Misuse = Abuse = You Are a Boob
Everyone is brutalizing my beautiful husband, the English language!
How is it that something reads “collegiate” when “collegial” is meant? I know how it happens. You think you heard it or saw it that way and eventually start using it with confidence. And next thing you know you’re throwing your misheard/misused word around all over town. But it’s wrong and could be fixed by just checking and confirming it in a dictionary first. Just to be sure, even if you are sure you’re sure.
I am almost always sure, but I like to double check. (Or, to jump in and use a phrase I hate – and discuss below – Don’t double down until you double check.)
I saw a job ad today that put itself out there as a high-end, exclusive luxury branding manager kind of role. But then in the bulleted highlights, it read: “collegiate environment”. I dunno about you, but if I were going to take on a luxury-goods senior brand management role, I don’t want to feel like I’m back in college – kegger anyone? Which is what “collegiate” means.
In a similar vein, my mom did some work for a writer who wrote the line, “She reached into her brazier” when he actually meant “brassiere”. He was offended when she corrected it. But, pardon the pun, would you rather look like a boob… or actually use the right word for what is essentially… a boob holder?
The Swedish J to Y
It isn’t that Swedes cannot say “J” as in “just” or “judge” or “jet lag”. In some constructions, depending on where the “j” comes in the word they want to say, they say the “dj” sound. In many others they pronounce it “y”. Many Swedes pronounce it “y” always. So it’s “yet lag”, “yust”, “yudge”, “yoy” or “enyoy yourself” – or, as I heard today, “yam” when “jam” was meant. There was some discussion that employed the word “jam” – and it was all I could do not to laugh when people quite earnestly said “yam”. Candied yams all around. I should be used to this now, and for the most part I am. I never so much as flinch when I hear the common words from the mouths of Swenglish speakers every day. But this may well have been the first time I heard “jam” as “yam”.

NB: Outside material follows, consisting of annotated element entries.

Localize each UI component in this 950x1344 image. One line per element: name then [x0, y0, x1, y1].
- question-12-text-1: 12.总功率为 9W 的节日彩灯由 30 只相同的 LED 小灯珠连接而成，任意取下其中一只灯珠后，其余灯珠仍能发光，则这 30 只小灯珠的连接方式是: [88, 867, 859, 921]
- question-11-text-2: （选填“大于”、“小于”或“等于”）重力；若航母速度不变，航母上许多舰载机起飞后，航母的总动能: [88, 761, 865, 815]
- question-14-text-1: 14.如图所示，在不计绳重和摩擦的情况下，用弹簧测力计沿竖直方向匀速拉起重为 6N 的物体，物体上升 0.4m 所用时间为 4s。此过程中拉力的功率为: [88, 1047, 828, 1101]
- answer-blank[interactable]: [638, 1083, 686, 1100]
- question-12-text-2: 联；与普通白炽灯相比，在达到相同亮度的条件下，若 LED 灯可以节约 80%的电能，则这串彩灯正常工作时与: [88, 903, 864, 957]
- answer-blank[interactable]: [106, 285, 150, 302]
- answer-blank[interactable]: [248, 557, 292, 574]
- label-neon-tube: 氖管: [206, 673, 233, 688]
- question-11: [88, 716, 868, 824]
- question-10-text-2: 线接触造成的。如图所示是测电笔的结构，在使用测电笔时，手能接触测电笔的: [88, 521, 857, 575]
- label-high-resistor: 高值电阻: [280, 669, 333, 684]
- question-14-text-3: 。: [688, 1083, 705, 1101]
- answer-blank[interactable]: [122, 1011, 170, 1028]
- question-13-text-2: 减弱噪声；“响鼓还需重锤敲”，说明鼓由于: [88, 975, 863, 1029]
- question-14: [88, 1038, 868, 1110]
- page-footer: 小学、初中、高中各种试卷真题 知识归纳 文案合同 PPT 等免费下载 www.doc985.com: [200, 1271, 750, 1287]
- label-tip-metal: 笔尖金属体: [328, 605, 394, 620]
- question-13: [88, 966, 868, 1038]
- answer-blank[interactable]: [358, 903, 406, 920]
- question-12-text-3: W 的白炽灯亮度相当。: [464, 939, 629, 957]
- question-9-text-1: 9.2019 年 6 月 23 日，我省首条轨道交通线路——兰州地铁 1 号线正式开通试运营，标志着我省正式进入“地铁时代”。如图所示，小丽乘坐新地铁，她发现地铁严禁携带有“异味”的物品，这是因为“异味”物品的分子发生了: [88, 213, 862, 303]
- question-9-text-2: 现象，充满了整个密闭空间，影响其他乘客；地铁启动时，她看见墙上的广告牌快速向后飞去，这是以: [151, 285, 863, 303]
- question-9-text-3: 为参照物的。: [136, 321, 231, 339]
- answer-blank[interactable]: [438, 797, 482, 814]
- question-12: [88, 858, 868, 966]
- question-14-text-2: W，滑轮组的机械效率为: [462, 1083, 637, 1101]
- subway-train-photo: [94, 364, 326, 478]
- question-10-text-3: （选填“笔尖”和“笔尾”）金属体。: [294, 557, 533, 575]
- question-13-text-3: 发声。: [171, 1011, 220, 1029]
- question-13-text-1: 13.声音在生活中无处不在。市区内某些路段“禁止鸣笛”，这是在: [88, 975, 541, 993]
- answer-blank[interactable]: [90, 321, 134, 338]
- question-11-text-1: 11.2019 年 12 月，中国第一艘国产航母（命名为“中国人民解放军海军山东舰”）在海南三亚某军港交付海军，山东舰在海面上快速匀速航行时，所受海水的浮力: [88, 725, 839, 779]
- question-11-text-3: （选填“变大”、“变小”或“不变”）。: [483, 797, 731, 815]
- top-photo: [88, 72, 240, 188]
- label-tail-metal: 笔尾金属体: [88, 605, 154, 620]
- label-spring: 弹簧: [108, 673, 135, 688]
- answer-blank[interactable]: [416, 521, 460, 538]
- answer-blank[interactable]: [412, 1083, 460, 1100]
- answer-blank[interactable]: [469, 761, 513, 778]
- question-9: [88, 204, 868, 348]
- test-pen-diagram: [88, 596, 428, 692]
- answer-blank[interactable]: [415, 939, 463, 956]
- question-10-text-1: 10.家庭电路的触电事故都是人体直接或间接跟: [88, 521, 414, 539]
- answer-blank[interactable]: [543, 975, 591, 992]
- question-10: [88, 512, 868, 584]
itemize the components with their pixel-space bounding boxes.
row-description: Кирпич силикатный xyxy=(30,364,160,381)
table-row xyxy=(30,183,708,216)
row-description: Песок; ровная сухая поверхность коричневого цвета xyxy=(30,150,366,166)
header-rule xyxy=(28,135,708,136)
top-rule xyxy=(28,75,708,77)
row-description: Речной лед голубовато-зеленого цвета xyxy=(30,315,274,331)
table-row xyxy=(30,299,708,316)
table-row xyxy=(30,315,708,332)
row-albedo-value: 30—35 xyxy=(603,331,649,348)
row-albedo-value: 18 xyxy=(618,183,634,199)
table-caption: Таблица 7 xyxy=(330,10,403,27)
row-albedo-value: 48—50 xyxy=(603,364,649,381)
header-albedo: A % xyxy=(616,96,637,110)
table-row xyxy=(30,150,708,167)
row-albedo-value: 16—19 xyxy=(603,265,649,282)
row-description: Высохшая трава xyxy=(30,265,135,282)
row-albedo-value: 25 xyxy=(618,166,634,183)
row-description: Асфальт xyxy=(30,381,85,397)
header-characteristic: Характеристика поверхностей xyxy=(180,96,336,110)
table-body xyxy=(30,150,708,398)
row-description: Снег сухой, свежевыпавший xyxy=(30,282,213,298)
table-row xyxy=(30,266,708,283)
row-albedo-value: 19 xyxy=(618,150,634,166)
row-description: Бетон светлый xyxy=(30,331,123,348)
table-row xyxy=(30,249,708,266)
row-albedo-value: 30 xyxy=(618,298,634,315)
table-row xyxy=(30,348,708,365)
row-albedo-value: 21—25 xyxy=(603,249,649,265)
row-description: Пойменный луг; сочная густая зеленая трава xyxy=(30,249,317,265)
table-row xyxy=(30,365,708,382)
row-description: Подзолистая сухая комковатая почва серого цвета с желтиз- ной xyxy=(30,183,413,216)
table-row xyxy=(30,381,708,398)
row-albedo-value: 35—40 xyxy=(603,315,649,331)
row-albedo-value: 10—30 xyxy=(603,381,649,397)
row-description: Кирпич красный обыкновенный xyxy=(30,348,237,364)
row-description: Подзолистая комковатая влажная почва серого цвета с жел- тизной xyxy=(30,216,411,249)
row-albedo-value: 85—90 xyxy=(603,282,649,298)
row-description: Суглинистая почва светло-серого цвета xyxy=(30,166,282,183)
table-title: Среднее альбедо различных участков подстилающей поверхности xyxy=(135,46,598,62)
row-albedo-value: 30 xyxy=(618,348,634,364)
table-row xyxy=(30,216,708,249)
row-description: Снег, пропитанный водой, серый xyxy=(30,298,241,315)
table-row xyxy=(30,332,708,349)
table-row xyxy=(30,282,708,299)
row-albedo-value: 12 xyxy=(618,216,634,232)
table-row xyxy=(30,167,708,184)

Doubling Down on Dumb – Vernacular Abuse
I was none too pleased quite some time ago when KFC launched a sandwich called the “Double Down” – it is basically two fried chicken patties in place of the bread that would normally house a sandwich. The media has enjoyed the launch and limited-time relaunch of this “sandwich”, with The New York Daily News going so far as to question what constitutes a sandwich, and The Guardian calling it “controversial”, almost as much as the eating, feasting public likes the (as described) “bunless, protein-rich, fat-filled” concoction.
All that aside, and my point for even bringing it up, I am not at all a fan of the term “double down”. I noticed it creeping into everyday language a few years ago (and wrote about it) – especially from the babbling mouths of political pundits, usually criticizing other politicians who had a bad idea and then “doubled down” on the same bad idea. (“Double down” is a gambling term – doubling the bet on whatever one was wagering on.)
Now, this build up of “doubling down” has finally reached its peak (or given how poorly I think of it, its nadir). I sat in a corporate meeting today and TWO executives mentioned that we will “double down” on some part of the strategy. Can we get a collective Nancy “My life really began when I married my husband” Reagan (that is, “just say no”) here? Once its in the corporate jargon lexicon, it’s past annoying. It’s vomit-worthy.